With Black Friday just a few days away, you’re likely already looking around for the best deals on electronics, clothes, toys, and more. But don’t let the rush to click “order” put your data at risk. Here are seven tips on how to keep your information safe as you shop online on Black Friday, Cyber Monday, and beyond:
- Use a credit card instead of a debit card. Why? Because most major credit card companies do not hold you liable for any fraudulent charges.
- Don’t make your online purchases over public Wi-Fi. In fact, we don’t recommend using public Wi-Fi for accessing any kind of sensitive information because it is less secure and can open the door to cybercriminals, malware, and other issues.
- Strengthen your passwords, and keep them unique. The holidays are a time when many people sign up for new accounts on retailer websites so they can get special deals. Be careful when doing this, and be sure to use new usernames and passwords so that information cannot be used elsewhere to collect your data. BARR also recommends setting up multi-factor authentication where possible, and establishing a password manager like LastPass to further protect yourself.

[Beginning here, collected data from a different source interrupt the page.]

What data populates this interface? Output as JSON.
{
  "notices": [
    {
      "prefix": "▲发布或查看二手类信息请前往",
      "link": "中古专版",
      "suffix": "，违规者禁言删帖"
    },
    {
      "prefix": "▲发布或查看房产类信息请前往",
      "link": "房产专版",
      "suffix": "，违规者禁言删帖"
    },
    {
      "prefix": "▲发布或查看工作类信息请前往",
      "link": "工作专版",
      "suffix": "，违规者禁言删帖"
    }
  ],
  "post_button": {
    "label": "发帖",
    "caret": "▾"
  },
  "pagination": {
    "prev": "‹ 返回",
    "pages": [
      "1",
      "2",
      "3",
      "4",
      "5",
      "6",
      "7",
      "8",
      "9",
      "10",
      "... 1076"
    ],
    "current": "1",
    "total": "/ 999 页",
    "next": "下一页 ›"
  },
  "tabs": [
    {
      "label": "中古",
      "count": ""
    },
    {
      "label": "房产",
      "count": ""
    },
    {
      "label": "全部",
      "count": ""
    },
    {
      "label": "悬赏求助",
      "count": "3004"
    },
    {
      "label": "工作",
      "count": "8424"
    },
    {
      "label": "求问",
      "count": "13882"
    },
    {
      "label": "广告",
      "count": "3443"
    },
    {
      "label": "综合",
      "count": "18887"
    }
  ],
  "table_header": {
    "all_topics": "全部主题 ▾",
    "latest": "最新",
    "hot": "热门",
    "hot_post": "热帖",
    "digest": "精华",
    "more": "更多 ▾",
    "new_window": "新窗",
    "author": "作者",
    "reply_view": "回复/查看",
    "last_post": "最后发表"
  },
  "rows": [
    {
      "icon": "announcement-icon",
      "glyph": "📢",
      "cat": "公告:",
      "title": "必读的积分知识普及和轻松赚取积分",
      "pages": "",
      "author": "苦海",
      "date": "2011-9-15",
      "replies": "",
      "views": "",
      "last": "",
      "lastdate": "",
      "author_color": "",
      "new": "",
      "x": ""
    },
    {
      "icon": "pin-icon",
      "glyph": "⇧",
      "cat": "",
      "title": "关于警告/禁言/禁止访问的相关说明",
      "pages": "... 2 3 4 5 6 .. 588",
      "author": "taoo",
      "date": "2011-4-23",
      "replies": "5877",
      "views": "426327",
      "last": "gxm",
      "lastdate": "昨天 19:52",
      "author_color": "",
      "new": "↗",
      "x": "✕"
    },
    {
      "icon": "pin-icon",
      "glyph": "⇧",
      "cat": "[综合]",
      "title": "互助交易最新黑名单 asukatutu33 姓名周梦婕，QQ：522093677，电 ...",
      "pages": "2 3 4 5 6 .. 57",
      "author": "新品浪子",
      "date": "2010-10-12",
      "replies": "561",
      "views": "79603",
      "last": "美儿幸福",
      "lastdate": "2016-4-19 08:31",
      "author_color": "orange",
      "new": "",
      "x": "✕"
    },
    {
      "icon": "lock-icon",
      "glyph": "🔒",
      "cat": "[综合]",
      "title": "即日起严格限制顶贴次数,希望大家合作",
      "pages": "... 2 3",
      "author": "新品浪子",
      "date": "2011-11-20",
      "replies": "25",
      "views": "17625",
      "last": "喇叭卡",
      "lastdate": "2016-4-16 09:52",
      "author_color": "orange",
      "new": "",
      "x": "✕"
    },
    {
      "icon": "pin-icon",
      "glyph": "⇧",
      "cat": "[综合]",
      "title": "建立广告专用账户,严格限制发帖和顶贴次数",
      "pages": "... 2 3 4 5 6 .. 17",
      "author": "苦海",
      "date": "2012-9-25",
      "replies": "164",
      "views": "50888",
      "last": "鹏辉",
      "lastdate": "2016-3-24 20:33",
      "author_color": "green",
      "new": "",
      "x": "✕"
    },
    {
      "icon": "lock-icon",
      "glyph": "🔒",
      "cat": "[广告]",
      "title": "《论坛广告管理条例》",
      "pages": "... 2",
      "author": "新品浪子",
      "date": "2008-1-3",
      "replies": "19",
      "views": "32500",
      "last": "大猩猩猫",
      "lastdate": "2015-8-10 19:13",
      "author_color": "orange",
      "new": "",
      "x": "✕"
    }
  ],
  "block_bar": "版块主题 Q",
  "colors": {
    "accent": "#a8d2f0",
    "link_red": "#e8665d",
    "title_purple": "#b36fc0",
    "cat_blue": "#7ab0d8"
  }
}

- Set up bank and credit card account alerts. Monitor your accounts more closely this time of year. Catching a small fraudulent charge early can stop future, larger charges from occurring.
- Watch out for “freebies.” Companies rarely give anything for free, so be wary of what information you’re providing, whether on a website or in an email survey.
- Don’t fall prey to a phishing email. If you didn’t sign up for a company’s emails but you get one, don’t open it or click on any of the links because it could be part of a phishing scam. If you click a link within an email, no matter how legit the email looks, pay attention to the URL it takes you to and if it is, in fact, the company’s official website or not.
- Only provide required information. Many times, a company asks for an array of personal information when you’re making an online purchase. Only input information that is required (usually marked with an asterisk).